Court-ordered statement

Anna Turley has won her libel action against Unite the Union and Stephen Walker, the editor of The Skwawkbox.

Following a 6 day trial at the Royal Courts of Justice, Mr Justice Nicklin awarded Ms Turley £75,000 in general and aggravated damages.

Ms Turley sued Unite and Mr Walker for libel in respect of an article which appeared on The Skwawkbox on 7 April 2017 with the headline “Exclusive: Progress MP ‘joins Unite’s Unwaged section’ for GenSec Vote”.

Mr Walker wrote the article. Knowing the broad gist of what he intended to publish, Unite gave The Skwawkbox a statement for inclusion in the article, which was defamatory of Ms Turley. The wording of Unite’s ‘for publication’ statement was “the equivalent of throwing a substantial amount of fuel over a very small fire”.

The article complained of falsely alleged that ‘there are reasonable grounds to suspect that the Claimant chose to join the Community Section of Unite at a concessionary subscription rate knowing that the section was restricted to unwaged persons and that, by joining it, she submitted an application that she knew was false in this respect, and accordingly acted dishonestly in submitting it.’

The Judge rejected the Defendants’ defences of ‘truth’ and ‘publication on a matter of public interest’.

He found that there were “no reasonable grounds to suspect [Ms Turley] of any form of dishonesty in relation to her joining Unite Community”.

While the subject matter of the article was a matter of public interest, Mr Walker’s belief that publishing it was in the public interest was not “reasonable”. He did not have any evidence to support a central statement in the article, namely that the Claimant had ‘made a false declaration’ when applying to join Unite Community.
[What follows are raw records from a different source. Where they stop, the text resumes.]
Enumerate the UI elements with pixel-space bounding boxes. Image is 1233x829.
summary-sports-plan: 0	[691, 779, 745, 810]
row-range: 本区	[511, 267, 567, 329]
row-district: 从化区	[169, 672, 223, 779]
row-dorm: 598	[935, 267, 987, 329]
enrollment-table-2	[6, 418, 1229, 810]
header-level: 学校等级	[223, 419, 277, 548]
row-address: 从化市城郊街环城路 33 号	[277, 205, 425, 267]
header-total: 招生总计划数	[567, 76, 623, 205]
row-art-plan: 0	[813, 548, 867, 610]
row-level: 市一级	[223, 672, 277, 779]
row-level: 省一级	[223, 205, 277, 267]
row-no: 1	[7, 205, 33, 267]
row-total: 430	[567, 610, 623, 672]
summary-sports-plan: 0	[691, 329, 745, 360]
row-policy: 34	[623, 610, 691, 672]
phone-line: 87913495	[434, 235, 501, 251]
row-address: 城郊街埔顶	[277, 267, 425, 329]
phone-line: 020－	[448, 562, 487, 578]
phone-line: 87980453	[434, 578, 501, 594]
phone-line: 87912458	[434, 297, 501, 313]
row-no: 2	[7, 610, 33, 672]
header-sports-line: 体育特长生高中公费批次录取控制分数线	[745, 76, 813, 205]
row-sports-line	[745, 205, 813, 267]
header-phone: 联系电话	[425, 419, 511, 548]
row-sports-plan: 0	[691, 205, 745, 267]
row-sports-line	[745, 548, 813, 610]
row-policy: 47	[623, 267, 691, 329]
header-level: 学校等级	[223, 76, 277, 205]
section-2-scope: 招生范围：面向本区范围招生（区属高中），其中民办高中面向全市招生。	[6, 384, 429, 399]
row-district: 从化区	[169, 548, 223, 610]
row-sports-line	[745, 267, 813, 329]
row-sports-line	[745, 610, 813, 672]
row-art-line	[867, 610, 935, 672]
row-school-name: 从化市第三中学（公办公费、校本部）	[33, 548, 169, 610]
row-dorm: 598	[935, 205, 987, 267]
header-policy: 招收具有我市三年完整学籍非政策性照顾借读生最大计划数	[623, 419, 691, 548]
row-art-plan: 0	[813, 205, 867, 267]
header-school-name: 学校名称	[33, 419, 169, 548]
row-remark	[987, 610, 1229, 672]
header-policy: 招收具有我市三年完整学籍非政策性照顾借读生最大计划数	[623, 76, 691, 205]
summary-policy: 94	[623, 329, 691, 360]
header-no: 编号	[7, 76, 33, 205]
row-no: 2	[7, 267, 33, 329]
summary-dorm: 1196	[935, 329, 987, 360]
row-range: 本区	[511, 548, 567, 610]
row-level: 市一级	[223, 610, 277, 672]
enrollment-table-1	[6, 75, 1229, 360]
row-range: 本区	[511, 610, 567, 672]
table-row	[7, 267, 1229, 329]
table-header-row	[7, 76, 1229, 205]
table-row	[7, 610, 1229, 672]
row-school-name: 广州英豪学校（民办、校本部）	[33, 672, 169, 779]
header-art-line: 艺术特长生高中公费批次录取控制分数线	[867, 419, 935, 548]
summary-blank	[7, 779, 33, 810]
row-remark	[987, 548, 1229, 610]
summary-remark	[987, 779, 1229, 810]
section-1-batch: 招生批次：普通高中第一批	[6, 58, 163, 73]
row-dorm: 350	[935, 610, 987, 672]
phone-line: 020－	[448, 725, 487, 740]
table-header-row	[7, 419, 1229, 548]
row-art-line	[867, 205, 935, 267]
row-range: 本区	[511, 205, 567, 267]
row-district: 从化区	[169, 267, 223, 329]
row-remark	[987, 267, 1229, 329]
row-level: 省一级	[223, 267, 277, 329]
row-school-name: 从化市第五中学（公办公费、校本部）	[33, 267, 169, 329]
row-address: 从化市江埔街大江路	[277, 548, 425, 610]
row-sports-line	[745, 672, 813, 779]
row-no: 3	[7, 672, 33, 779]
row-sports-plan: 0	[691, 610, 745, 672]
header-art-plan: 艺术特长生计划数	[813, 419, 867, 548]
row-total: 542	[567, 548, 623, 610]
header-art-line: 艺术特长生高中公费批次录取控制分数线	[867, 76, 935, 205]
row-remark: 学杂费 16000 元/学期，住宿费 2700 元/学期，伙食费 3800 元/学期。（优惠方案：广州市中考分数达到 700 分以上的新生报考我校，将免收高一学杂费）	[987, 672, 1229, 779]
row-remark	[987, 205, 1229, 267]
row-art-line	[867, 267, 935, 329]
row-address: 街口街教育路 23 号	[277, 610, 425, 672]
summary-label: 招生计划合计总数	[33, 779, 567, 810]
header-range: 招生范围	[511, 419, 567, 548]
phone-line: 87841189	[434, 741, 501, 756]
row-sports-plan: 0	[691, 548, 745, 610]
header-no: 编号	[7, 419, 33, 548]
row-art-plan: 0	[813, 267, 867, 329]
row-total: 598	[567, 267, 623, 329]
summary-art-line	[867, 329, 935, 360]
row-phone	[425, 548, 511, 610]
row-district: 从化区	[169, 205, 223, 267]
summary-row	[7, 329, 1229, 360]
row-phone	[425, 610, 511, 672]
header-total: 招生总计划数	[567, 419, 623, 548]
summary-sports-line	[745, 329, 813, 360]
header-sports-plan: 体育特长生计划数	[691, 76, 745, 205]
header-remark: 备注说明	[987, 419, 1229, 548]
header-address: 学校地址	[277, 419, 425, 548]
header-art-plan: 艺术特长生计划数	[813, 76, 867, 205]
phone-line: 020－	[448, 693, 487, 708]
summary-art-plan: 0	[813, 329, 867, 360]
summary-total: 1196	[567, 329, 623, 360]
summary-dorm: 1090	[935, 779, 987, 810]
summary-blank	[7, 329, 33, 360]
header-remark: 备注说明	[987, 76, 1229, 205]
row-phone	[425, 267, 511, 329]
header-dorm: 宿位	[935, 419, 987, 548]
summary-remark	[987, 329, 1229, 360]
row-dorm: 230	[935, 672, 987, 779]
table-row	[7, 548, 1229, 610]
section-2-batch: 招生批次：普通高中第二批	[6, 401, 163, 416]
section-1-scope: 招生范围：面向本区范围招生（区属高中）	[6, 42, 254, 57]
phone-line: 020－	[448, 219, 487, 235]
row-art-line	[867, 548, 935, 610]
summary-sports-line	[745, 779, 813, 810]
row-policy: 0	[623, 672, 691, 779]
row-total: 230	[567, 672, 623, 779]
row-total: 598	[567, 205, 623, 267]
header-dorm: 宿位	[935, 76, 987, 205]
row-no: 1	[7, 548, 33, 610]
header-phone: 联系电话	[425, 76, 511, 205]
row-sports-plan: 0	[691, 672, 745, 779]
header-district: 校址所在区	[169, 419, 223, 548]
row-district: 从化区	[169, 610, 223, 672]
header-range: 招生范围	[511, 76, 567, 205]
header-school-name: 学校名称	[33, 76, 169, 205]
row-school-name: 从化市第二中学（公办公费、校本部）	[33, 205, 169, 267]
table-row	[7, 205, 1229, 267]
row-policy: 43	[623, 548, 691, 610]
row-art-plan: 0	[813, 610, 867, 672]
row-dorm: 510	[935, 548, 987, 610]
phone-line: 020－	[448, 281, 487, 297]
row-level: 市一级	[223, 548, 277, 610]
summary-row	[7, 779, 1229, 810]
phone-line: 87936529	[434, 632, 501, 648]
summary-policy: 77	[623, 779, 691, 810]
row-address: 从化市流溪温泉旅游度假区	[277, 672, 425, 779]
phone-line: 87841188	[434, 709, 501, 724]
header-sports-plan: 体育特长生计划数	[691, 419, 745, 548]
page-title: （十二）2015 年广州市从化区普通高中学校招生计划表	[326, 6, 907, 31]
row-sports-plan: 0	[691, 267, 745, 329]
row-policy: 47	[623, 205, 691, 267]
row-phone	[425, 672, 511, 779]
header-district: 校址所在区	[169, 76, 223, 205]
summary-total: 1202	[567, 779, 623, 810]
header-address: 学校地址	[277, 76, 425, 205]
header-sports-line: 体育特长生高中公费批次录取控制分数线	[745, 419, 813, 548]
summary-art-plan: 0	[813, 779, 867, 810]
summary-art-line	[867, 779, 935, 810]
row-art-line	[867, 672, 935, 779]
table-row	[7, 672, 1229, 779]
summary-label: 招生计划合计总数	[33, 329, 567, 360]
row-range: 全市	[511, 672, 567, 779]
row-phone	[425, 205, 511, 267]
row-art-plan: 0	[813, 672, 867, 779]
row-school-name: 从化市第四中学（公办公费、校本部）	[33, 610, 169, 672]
He also had failed to give Ms Turley “an adequate or fair opportunity” to provide a response to the allegations he intended to publish.

The Judge also rejected the Defendants’ argument that Ms Turley had been dishonest in her conduct of the claim.

The size of the damages award of £75,000 reflects the seriousness of the allegation made against Ms Turley. The Judge held that such an award was necessary to vindicate her reputation in the public’s eyes and to compensate her for the damage to her reputation and the distress caused by the publication and the allegations put to her during the trial.